My petty gripe: bands naming themselves as puns on other bands – will it never end?

Weren’t the Dandy Warhols and Celibate Rifles enough? It’s time we left tribute names to tribute bands, says Andrew Stafford
  
  

The image shows a rip-off CD of the beatles.
‘Then came the Beatles, whose name was inspired by Buddy Holly and the Crickets. The Beatles begat the Byrds, and the Monkees, not to mention the Rutles – and on and on it goes.’ Illustration: Victoria Hart/Guardian Design

It’s a tradition almost as old as popular music itself: a band name that puns, plays on, or pays tribute to the name of another artist.

In the rock’n’roll era, you can trace it back at least to Chubby Checker. Known to his mum as Ernest Evans, the Chubber named himself in homage to Fats Domino and, in 1960, helped popularise a dance craze called “the twist”.

Then came the Beatles, whose name was inspired by Buddy Holly and the Crickets. The Beatles begat the Byrds, and the Monkees, not to mention the Rutles – and on and on it goes.

And on and on and on. In the past week, I have received notices for two Australian hopefuls, the Southern River Band and Shepparton Airplane. There is also Toowoomba’s Kathleen Turner Overdrive, whose name is cribbed from High Fidelity (it’s less likely they filched it from the obscure pop-punk band founded in Atlanta, Georgia in 1993).

I have nothing whatsoever against the music of any of these groups. If my displeasure at their chosen nomenclature inspires you to seek them out, then good for you, and them. One of my own personal favourites, the Celibate Rifles, inverted their name from the Sex Pistols.

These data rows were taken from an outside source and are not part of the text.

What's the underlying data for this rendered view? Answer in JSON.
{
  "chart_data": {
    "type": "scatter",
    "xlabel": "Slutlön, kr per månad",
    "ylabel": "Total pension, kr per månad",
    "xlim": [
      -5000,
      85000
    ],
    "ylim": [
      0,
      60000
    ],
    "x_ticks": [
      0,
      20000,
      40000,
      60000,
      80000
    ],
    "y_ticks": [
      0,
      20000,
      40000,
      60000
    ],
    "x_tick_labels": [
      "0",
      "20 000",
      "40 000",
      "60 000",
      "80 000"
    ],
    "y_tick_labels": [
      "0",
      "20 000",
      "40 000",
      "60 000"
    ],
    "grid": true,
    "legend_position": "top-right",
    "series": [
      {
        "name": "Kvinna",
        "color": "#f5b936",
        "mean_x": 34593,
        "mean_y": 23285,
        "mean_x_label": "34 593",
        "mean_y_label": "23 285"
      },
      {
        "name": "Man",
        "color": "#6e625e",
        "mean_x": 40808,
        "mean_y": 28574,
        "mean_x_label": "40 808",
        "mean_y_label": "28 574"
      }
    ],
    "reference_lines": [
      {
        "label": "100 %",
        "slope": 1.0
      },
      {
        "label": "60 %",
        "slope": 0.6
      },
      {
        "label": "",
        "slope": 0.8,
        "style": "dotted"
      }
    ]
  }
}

But, please. Weren’t the Dandy Warhols and their errant brothers in neo-psychedelia, the Brian Jonestown Massacre, enough already? Couldn’t we have given the great Camper Van Beethoven the last word?

It was around the time Nick Murphy started making inroads on the charts as Chet Faker in the 2010s that I really started thinking this shtick was getting beyond old hat. Maybe Murphy thought so too, because by 2016 he was releasing music under his own name. Unfortunately, when no one recognised him as his authentic self, he went back to Chet Faker.

Much worse was to come, though. There’s Joy Orbison, Joanna Gruesome (ew) and most recently, British punk duo Bob Vylan. It’s long past time tribute names were left to actual tribute bands: Dread Zeppelin, Jäh Division, Mac Sabbath and so on. To all you other New Originals: get your own.